WHAT IS THE SPLEEN?
The spleen is a blood-filled organ located in the upper left abdominal cavity. It is a storage organ for red blood cells and contains many specialized white blood cells which act to filter blood. The spleen is part of the immune system and also removes old and damaged blood particles from your system. The spleen helps the body identify and kill bacteria. The spleen can affect the platelet count, the red blood cell count and even the white blood count.
HOW DO I KNOW IF MY SPLEEN SHOULD BE REMOVED?
There are several reasons why a spleen might need to be removed, and the following list, though not all inclusive, includes the most common reasons.
- Auto-immune thrombocytopenia purpura (ITP)
- Haemolytic anaemia
- Hereditary (genetic) conditions
- Other reasons: Sometimes the blood supply to the spleen becomes blocked (infarct) or the artery abnormally expands (aneurysm) and the spleen needs to be removed. Rarely, the spleen can become infected and is best treated with removal.
- Injury from Trauma
WHAT ARE THE ADVANTAGES OF LAPAROSCOPIC SPLENECTOMY?
Individual results may vary depending on your overall condition and health but the usual advantages are:
- Less postoperative pain
- Shorter hospital stay
- Faster return to a regular, solid food diet
- Quicker return to normal activities
- Better cosmetic results
- Fewer incisional hernias
AM I A CANDIDATE FOR LAPAROSCOPIC SPLEEN REMOVAL?
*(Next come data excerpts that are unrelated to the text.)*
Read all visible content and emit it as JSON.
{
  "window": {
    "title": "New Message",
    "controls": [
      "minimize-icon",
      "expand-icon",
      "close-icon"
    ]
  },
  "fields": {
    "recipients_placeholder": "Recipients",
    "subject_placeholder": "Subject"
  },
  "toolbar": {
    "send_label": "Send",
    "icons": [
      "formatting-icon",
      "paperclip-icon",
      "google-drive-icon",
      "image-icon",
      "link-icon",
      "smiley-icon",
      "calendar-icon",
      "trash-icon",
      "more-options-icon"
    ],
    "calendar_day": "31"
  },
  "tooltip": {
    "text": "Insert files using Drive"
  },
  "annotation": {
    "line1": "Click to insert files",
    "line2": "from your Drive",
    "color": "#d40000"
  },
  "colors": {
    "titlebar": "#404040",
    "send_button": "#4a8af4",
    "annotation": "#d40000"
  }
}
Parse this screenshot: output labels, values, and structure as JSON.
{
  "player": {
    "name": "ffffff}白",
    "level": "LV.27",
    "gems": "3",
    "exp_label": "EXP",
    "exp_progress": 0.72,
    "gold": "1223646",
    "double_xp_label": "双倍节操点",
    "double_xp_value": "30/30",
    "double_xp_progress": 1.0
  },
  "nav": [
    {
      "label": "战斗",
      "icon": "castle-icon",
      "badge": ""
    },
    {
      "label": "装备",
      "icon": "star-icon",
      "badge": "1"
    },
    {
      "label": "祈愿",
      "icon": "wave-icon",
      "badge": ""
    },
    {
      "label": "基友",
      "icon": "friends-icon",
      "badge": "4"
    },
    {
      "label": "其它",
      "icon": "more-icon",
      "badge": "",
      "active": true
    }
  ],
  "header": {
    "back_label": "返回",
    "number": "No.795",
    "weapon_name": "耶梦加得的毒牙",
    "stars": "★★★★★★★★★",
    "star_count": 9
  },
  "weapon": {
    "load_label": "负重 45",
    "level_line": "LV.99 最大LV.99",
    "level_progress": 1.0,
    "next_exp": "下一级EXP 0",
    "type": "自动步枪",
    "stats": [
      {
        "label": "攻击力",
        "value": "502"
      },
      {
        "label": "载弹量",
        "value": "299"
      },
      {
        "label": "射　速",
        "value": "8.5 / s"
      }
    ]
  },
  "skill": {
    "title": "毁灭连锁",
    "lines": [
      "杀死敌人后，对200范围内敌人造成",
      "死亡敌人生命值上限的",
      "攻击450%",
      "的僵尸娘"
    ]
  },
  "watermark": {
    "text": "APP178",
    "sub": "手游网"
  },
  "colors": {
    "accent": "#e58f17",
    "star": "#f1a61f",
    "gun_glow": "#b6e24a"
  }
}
Most patients can have a laparoscopic splenectomy. Though the experience of the surgeon is the biggest factor in a successful outcome, the size of the spleen is the most important determinant in deciding whether the spleen can be removed laparoscopically. When the size of the spleen is extremely large, it is difficult to perform the laparoscopic technique.
WHAT HAPPENS IF THE OPERATION CANNOT BE PERFORMED OR COMPLETED BY THE LAPAROSCOPIC METHOD?
In a small number of patients, the laparoscopic method cannot be performed. Factors that may increase the possibility of choosing or converting to the “open” procedure may include obesity, a history of prior abdominal surgery causing dense scar tissue, inability to visualize organs or bleeding problems during the operation.
The decision to perform the open procedure is a judgment decision made by your surgeon either before or during the actual operation. When the surgeon feels that it is safest to convert the laparoscopic procedure to an open one, this is not a complication, but rather sound surgical judgment. The decision to convert to an open procedure is strictly based on patient safety.
WHAT COMPLICATIONS CAN OCCUR?
Complications following laparoscopic splenectomy are infrequent, but you should consult your doctor regarding possible complications based on your specific case.
- Possible complications may include:
- surgical site infections,
- internal bleeding
- infection inside the abdomen at the site where the spleen used to be,
- or the pancreas can become inflamed (pancreatitis) or leak fluid after surgery.
Problems that can occur a few months to years later are hernias at the cannula sites or overwhelming infection throughout the entire body. This complication is also infrequent.
Overwhelming infection that occurs after splenectomy is called OPSI or Overwhelming Post-Splenectomy Infection. OPSI is a result of not having a spleen to fight certain bacterial infections. Immunization is usually given before you have your spleen removed and is one method to help the body fight and prevent infection.
Antibiotics, like penicillin, can be given if an infection develops because the bacteria that commonly cause this type of infection are very sensitive to antibiotics. It is important that you tell your physician or any physician that is covering for your doctor that you had your spleen removed.